Tuesday, October 25, 2016

Set incentives, reinforce accountability to reform financial services culture, says NY Fed’s Dudley

By Thomas G. Wolfe, J.D.
 
Speaking at a New York conference on “Reforming Culture and Behavior in the Financial Services Industry: Expanding the Dialogue,” William Dudley, President and CEO of the Federal Reserve Bank of New York, emphasized that, in his experience, “people respond far more to incentives and clear accountability than to statements of virtues and values.” From Dudley’s perspective, statements of virtues and values are “worthy and necessary, but remain aspirational or even illusory unless they are tied to real consequences.” Moreover, observing that “deep-seated cultural and ethical problems have plagued the financial services industry in recent years,” Dudley stressed in his Oct. 20, 2016, prepared remarks that “restoring trustworthiness” must be the ultimate goal of reforming culture and behavior in the industry.
 
Along these lines, Dudley stated that “a trustworthy financial services sector will be more productive and better able to support the economy.

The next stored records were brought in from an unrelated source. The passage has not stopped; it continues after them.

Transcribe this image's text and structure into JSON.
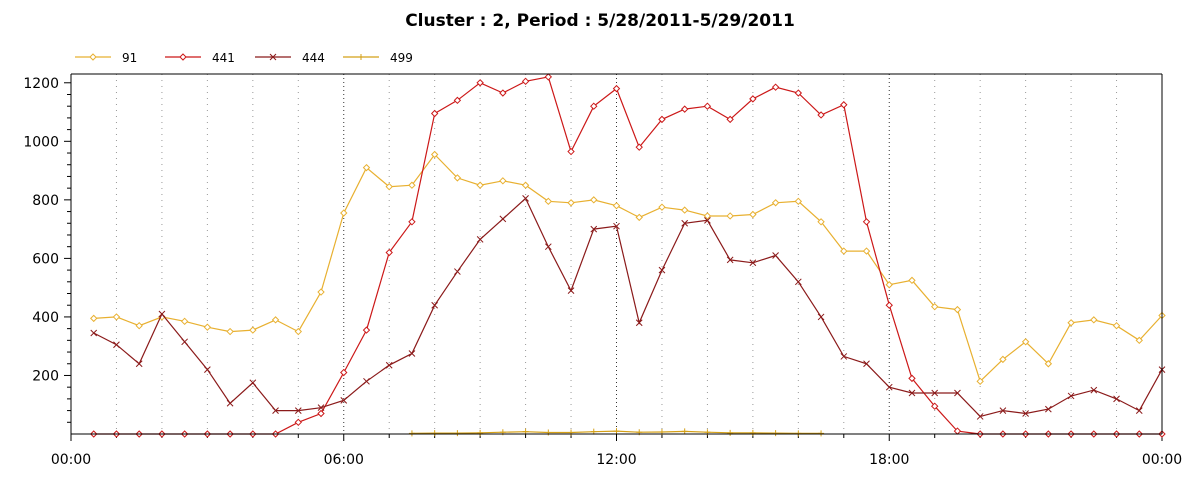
{
  "chart_data": {
    "type": "line",
    "title": "Cluster : 2, Period : 5/28/2011-5/29/2011",
    "xlabel": "",
    "ylabel": "",
    "x_ticks": [
      "00:00",
      "06:00",
      "12:00",
      "18:00",
      "00:00"
    ],
    "y_ticks": [
      200,
      400,
      600,
      800,
      1000,
      1200
    ],
    "xlim": [
      0,
      24
    ],
    "ylim": [
      0,
      1230
    ],
    "grid": true,
    "legend_position": "top-left",
    "series": [
      {
        "name": "91",
        "color": "#e8b030",
        "marker": "diamond",
        "x": [
          0.5,
          1.0,
          1.5,
          2.0,
          2.5,
          3.0,
          3.5,
          4.0,
          4.5,
          5.0,
          5.5,
          6.0,
          6.5,
          7.0,
          7.5,
          8.0,
          8.5,
          9.0,
          9.5,
          10.0,
          10.5,
          11.0,
          11.5,
          12.0,
          12.5,
          13.0,
          13.5,
          14.0,
          14.5,
          15.0,
          15.5,
          16.0,
          16.5,
          17.0,
          17.5,
          18.0,
          18.5,
          19.0,
          19.5,
          20.0,
          20.5,
          21.0,
          21.5,
          22.0,
          22.5,
          23.0,
          23.5,
          24.0
        ],
        "y": [
          395,
          400,
          370,
          400,
          385,
          365,
          350,
          355,
          390,
          350,
          485,
          755,
          910,
          845,
          850,
          955,
          875,
          850,
          865,
          850,
          795,
          790,
          800,
          780,
          740,
          775,
          765,
          745,
          745,
          750,
          790,
          795,
          725,
          625,
          625,
          510,
          525,
          435,
          425,
          180,
          255,
          315,
          240,
          380,
          390,
          370,
          320,
          405
        ]
      },
      {
        "name": "441",
        "color": "#cc1818",
        "marker": "diamond",
        "x": [
          0.5,
          1.0,
          1.5,
          2.0,
          2.5,
          3.0,
          3.5,
          4.0,
          4.5,
          5.0,
          5.5,
          6.0,
          6.5,
          7.0,
          7.5,
          8.0,
          8.5,
          9.0,
          9.5,
          10.0,
          10.5,
          11.0,
          11.5,
          12.0,
          12.5,
          13.0,
          13.5,
          14.0,
          14.5,
          15.0,
          15.5,
          16.0,
          16.5,
          17.0,
          17.5,
          18.0,
          18.5,
          19.0,
          19.5,
          20.0,
          20.5,
          21.0,
          21.5,
          22.0,
          22.5,
          23.0,
          23.5,
          24.0
        ],
        "y": [
          0,
          0,
          0,
          0,
          0,
          0,
          0,
          0,
          0,
          40,
          70,
          210,
          355,
          620,
          725,
          1095,
          1140,
          1200,
          1165,
          1205,
          1220,
          965,
          1120,
          1180,
          980,
          1075,
          1110,
          1120,
          1075,
          1145,
          1185,
          1165,
          1090,
          1125,
          725,
          440,
          190,
          95,
          10,
          0,
          0,
          0,
          0,
          0,
          0,
          0,
          0,
          0
        ]
      },
      {
        "name": "444",
        "color": "#8b1a1a",
        "marker": "x",
        "x": [
          0.5,
          1.0,
          1.5,
          2.0,
          2.5,
          3.0,
          3.5,
          4.0,
          4.5,
          5.0,
          5.5,
          6.0,
          6.5,
          7.0,
          7.5,
          8.0,
          8.5,
          9.0,
          9.5,
          10.0,
          10.5,
          11.0,
          11.5,
          12.0,
          12.5,
          13.0,
          13.5,
          14.0,
          14.5,
          15.0,
          15.5,
          16.0,
          16.5,
          17.0,
          17.5,
          18.0,
          18.5,
          19.0,
          19.5,
          20.0,
          20.5,
          21.0,
          21.5,
          22.0,
          22.5,
          23.0,
          23.5,
          24.0
        ],
        "y": [
          345,
          305,
          240,
          410,
          315,
          220,
          105,
          175,
          80,
          80,
          90,
          115,
          180,
          235,
          275,
          440,
          555,
          665,
          735,
          805,
          640,
          490,
          700,
          710,
          380,
          560,
          720,
          730,
          595,
          585,
          610,
          520,
          400,
          265,
          240,
          160,
          140,
          140,
          140,
          60,
          80,
          70,
          85,
          130,
          150,
          120,
          80,
          220
        ]
      },
      {
        "name": "499",
        "color": "#d4a017",
        "marker": "plus",
        "x": [
          7.5,
          8.0,
          8.5,
          9.0,
          9.5,
          10.0,
          10.5,
          11.0,
          11.5,
          12.0,
          12.5,
          13.0,
          13.5,
          14.0,
          14.5,
          15.0,
          15.5,
          16.0,
          16.5
        ],
        "y": [
          2,
          3,
          3,
          4,
          6,
          8,
          5,
          5,
          8,
          10,
          6,
          7,
          9,
          6,
          4,
          4,
          3,
          2,
          2
        ]
      }
    ]
  }
}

Reliable financial intermediaries can help increase the flow of credit, promote economic growth, and make the financial system more stable.”
 
Incentives, accountability. “To put it very simply, incentives drive behavior, and behavior establishes the social norms that drive culture,” Dudley stated. “If the incentives are wrong and accountability is weak, we will get bad behavior and cultures.” Accordingly, to assist supervisors and managers in evaluating their firms’ incentive structures, Dudley posed several questions, including:

  • How is compensation determined?
  • In particular, is questionable conduct … consistently reflected in decisions about compensation and promotion?
  • Do risk managers have the appropriate authority to challenge frontline revenue producers and prevent activity that is questionable?
  • When people speak up to point out potential conduct issues, how are they treated? 
Noting that reform requires the efforts of both the private and public sectors, Dudley indicated that he continues to offer proposals toward reforming the financial services industry’s culture. First, there should be a “database of banker misconduct” to combat the problem. Second, there should be a “baseline assessment” of the culture “in order to measure progress,” and he recommends “an industry-wide survey” in that regard. In addition, Dudley suggests that supervisors and managers should be “thinking hard” about how technological change will influence “incentives, behavior and culture.”